Je vois mon propre visage, creusé et abîmé par les blessures. Il me semble étranger, comme si je ne l'avais pas vu depuis des lustres. Ce reflet si lointain me fait mal. Comment ai-je pu m'oublier à ce point ?

Mon esprit s'embrume de souvenirs flous et de moments partagés, mais tout est distant, comme des fragments d'un rêve qui s'évanouit. La vision de mon propre corps m'émeut, me bouleverse. Je passe une main froide et tremblante sur la joue de mon reflet, et une boule se forme dans mon ventre à la douceur du contact.

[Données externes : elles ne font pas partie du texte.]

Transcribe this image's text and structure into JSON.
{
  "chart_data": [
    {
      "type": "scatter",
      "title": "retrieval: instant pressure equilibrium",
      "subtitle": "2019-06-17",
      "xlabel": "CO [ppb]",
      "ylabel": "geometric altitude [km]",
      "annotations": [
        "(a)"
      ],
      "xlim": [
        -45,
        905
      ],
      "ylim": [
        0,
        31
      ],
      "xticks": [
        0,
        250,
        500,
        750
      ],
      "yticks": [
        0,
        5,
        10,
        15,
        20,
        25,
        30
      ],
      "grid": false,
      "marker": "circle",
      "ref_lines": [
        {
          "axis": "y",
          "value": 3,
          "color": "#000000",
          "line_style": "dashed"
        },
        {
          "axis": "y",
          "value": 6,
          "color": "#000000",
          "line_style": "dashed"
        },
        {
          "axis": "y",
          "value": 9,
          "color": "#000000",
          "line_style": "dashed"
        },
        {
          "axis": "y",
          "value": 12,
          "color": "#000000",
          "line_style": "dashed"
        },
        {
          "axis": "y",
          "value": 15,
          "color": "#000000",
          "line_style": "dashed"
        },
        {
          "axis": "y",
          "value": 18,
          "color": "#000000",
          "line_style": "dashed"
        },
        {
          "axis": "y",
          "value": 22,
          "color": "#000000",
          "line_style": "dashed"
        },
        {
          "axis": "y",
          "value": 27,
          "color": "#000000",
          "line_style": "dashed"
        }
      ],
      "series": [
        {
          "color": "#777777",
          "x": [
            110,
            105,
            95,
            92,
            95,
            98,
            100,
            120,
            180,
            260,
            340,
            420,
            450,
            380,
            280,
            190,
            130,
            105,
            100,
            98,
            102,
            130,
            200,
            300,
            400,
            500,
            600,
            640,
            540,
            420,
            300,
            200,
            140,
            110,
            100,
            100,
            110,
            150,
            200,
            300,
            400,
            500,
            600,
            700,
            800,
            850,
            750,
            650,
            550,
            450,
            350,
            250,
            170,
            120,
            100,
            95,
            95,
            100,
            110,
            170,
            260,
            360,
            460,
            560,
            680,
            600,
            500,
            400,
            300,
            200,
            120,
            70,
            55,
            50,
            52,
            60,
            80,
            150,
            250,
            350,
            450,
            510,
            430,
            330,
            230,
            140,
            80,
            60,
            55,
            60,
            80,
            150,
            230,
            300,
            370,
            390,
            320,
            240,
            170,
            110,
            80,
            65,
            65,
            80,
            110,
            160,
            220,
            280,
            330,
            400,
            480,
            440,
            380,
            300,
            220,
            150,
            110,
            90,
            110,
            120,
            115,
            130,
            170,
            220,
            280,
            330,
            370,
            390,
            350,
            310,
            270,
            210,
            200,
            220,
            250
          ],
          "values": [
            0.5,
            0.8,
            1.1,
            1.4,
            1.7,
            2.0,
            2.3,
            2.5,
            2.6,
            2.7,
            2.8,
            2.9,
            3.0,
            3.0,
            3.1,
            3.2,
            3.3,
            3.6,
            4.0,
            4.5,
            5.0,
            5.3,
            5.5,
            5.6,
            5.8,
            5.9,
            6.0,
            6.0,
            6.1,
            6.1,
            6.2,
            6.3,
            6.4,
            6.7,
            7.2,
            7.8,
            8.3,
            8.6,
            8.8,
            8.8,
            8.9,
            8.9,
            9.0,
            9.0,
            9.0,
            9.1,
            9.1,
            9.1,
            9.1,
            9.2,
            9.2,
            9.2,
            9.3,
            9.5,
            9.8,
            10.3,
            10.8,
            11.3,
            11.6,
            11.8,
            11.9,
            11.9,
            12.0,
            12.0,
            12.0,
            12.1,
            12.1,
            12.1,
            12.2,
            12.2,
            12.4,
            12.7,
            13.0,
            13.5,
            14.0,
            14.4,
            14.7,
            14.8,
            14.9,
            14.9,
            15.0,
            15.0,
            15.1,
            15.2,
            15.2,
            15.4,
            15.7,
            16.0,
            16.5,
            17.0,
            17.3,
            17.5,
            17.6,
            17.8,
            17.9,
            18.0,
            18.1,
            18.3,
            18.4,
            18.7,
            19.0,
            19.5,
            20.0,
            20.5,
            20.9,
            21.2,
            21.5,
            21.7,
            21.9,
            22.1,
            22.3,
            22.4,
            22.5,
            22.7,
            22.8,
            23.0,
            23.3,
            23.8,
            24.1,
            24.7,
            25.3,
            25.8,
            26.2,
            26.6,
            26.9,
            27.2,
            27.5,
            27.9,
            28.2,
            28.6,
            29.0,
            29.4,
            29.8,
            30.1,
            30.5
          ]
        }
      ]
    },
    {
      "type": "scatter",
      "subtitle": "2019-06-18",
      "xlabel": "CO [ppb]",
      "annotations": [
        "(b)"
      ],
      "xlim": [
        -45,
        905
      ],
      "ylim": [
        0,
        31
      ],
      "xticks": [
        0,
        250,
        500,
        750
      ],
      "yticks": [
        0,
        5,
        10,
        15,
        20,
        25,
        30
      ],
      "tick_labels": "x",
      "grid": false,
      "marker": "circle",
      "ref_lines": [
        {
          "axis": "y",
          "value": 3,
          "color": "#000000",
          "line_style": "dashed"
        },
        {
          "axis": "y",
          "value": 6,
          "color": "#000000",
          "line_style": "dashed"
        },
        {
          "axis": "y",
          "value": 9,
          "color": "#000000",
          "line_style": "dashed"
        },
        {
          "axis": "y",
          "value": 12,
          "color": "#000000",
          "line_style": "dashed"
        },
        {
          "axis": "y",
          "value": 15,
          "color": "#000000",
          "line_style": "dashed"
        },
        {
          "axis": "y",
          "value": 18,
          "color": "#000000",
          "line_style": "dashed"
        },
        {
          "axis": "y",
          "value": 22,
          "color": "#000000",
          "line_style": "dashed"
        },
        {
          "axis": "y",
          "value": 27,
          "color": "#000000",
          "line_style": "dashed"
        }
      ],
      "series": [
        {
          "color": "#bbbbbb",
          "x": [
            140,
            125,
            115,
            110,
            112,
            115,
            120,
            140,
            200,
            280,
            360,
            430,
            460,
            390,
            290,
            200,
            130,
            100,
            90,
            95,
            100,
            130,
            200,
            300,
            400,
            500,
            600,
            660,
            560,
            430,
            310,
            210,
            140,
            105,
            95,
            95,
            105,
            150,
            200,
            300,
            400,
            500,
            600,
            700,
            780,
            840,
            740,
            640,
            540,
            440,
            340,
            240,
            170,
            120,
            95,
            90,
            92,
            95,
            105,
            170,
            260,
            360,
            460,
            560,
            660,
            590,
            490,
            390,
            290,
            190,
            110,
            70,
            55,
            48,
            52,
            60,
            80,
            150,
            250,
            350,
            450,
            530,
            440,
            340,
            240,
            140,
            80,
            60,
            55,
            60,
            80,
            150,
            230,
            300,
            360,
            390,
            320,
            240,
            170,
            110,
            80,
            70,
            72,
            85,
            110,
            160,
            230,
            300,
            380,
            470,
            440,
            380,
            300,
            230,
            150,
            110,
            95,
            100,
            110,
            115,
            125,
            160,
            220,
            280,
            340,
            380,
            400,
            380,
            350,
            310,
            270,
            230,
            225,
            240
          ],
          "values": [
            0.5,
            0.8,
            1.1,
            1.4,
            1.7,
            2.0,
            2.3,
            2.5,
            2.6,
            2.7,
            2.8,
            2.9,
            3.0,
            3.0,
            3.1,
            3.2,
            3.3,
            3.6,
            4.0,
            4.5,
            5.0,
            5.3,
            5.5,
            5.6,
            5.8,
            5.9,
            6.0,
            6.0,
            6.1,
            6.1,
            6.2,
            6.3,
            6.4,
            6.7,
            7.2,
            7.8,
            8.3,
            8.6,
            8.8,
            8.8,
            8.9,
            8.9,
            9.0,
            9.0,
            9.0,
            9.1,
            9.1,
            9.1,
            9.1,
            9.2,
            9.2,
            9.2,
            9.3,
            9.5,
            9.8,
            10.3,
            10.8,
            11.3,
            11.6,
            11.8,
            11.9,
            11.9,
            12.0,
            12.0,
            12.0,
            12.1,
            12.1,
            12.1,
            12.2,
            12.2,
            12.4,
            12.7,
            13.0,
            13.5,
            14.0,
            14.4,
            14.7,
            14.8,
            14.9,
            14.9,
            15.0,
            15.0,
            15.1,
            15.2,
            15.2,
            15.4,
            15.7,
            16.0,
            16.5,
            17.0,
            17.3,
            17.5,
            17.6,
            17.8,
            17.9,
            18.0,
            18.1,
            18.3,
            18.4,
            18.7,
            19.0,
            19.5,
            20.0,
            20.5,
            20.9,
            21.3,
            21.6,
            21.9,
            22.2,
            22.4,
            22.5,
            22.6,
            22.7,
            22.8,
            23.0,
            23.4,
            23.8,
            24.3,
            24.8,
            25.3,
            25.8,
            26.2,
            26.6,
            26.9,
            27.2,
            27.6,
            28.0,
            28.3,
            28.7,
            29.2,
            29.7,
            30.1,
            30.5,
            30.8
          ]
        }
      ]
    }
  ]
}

Lorsque la porte s'ouvre soudainement, mon cœur se serre à l'idée d'une nouvelle intrusion, mais à travers l'ouverture, je vois ce garçon. Il entre lentement, comme un spectre fatigué, son visage marqué par des cernes profondes et un vide d'émotion apparent.

Il s'avance jusqu'à mon lit, son regard fixant le sol, comme s'il était perdu dans ses pensées. Il s'assoit prudemment à mes côtés, ses mouvements presque mécaniques. Il ne semble pas m'avoir remarquée tout de suite, mais je perds toute conscience de la réalité à mesure que je l'observe.

Le silence s'installe, lourd et oppressant, jusqu'à ce qu'il commence à parler, sa voix faible, presque résignée.

— Salut Hisae... c'est officiel, ça fait deux mois, dit-il lentement, les yeux toujours rivés au sol. Deux mois... c'est comme une éternité, chaque jour semblant durer une année entière sans toi. À l'école, tout est devenu étrangement banal, comme si la vie continuait sans couleur ni émotion, juste des tâches répétitives.

Il s'interrompt un instant, prenant une profonde inspiration avant de continuer, sa voix se faisant plus douce, plus fragile.

— Je fais de mon mieux pour tenir le coup. Chaque jour, je m'efforce de poursuivre mes entraînements, de participer aux cours, d'être là pour les autres. Mais tout est devenu une routine sans fin, sans but. Chaque moment passé loin de toi me semble interminable, et pourtant, il y a ce sentiment constant que quelque chose me manque profondément.

Il tourne enfin la tête vers moi, ses yeux rencontrant les miens avec une tristesse infinie. Et mon cœur fit soudainement un bond, une sensation que je n'avais pas ressentie depuis une éternité dans mes souvenirs... Son regard semble me fixer sans pour autant qu'il n'ai l'air de me voir, ses yeux...

Shoto...!

Une multitudes de souvenirs me reviennent brusquement en tête et mon cœurs semble se ranimer d'une manière incroyable. Comment ai-je fait pour ne pas le reconnaître...? Je comprends désormais qu'il ne me regarde pas moi, il ne me voit pas, ses yeux sont juste perdus dans le vide de cette chambre qui semble le détruire dès qu'il y entre. Ses lèvres se plissent soudainement en un sourire triste, presque imperceptible.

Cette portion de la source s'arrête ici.